One recent visitor hailed the place as a “hidden gem”. Another shared their experience on TripAdvisor, saying: “Really enjoyed our visit to the Eyam Museum. Staff were welcoming and friendly.

“Despite its compact size, the museum offers plenty to see; a diverse range of visual displays about the Plague and also the history of Eyam’s residents. We’d certainly recommend a visit.”

Another visitor added, writing: “This museum was really interesting – much better than expected from a small museum! The history is fascinating and very well laid out – they manage to bring it to life by the stories of the individuals and families who both survived and died.”

Also nestled within the village is Eyam Hall and Courtyard, a 17th-century manor house complete with stunning gardens and Bloom Bar and Grill for shopping and dining.

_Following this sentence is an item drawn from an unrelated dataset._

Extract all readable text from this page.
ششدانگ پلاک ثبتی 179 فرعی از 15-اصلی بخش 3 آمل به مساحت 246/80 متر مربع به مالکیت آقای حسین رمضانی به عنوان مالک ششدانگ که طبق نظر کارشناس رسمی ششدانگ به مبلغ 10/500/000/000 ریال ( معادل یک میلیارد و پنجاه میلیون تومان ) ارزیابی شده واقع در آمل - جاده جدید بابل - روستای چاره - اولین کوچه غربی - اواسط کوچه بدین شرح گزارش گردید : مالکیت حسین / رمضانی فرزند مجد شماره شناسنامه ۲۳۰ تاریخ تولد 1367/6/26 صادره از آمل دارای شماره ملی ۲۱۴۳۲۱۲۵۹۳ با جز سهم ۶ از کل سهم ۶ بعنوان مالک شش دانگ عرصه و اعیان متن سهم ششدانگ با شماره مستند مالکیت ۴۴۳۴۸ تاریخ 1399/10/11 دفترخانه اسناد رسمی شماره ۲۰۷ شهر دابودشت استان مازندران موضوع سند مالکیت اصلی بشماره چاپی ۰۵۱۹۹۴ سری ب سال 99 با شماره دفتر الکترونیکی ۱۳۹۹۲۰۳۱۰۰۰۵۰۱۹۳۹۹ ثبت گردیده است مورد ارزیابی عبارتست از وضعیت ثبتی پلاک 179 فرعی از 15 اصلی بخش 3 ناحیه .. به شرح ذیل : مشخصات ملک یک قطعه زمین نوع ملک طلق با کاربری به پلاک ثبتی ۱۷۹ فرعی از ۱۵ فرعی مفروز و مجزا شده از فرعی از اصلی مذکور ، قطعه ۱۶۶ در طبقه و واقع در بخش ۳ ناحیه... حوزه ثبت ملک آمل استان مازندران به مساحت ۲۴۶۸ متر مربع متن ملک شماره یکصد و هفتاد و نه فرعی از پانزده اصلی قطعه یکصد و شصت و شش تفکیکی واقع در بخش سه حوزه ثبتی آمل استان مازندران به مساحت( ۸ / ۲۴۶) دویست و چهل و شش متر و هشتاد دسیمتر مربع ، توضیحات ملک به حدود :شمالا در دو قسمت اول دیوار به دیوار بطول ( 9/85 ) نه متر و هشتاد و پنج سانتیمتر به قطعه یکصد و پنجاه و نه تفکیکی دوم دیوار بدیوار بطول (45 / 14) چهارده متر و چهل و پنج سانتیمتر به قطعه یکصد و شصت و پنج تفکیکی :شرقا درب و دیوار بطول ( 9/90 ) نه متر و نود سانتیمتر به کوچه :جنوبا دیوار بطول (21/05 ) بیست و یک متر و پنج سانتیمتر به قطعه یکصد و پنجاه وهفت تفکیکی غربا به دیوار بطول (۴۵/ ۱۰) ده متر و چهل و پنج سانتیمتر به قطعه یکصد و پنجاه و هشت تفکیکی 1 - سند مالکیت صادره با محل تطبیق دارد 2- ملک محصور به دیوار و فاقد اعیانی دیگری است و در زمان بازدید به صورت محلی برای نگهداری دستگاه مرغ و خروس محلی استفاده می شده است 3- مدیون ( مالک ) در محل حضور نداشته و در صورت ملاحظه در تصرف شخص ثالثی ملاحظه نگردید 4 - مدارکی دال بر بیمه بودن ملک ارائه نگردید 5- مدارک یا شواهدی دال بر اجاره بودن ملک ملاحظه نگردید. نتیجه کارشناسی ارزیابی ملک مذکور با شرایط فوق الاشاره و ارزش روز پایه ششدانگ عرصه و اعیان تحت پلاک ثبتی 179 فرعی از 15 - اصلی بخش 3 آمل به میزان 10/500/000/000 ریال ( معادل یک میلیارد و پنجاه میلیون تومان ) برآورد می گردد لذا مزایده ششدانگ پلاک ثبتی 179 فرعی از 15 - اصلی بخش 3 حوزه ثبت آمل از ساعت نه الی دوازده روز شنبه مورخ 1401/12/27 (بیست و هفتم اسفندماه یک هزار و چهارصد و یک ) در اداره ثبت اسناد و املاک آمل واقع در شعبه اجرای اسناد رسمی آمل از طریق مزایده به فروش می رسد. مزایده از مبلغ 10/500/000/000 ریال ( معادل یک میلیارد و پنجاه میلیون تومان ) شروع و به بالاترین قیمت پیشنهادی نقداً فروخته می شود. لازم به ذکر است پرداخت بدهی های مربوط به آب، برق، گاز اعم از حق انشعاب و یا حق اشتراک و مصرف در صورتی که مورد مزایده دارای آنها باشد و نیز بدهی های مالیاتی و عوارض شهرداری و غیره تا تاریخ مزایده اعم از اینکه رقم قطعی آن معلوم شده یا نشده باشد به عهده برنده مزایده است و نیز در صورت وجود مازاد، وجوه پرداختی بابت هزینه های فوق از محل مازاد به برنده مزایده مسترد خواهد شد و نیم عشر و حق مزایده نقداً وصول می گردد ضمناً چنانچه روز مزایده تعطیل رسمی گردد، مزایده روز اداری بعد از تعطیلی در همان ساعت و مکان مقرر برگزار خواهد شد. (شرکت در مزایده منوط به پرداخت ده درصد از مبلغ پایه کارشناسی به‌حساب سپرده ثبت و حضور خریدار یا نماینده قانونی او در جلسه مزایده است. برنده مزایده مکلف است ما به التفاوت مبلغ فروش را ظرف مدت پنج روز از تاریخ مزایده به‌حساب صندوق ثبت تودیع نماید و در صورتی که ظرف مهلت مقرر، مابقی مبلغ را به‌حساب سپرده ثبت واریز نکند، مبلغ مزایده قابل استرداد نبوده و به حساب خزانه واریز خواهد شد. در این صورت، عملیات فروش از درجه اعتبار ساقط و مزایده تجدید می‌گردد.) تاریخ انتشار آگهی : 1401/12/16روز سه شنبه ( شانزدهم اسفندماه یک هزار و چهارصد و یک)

One visitor shared: “A beautiful venue for a wedding! Such a gorgeous, peaceful village with stunning surroundings and grounds. This made for an incredibly memorable evening.”

Following a visit to the on-site café, another visitor shared their experience: “We dropped into Bloom looking for a light lunch. We settled for a coffee and a Margarita pizza, which definitely exceeded expectations – my friend said it was the best pizza she had ever tasted. Service was attentive, and the ambiance was calm and peaceful.”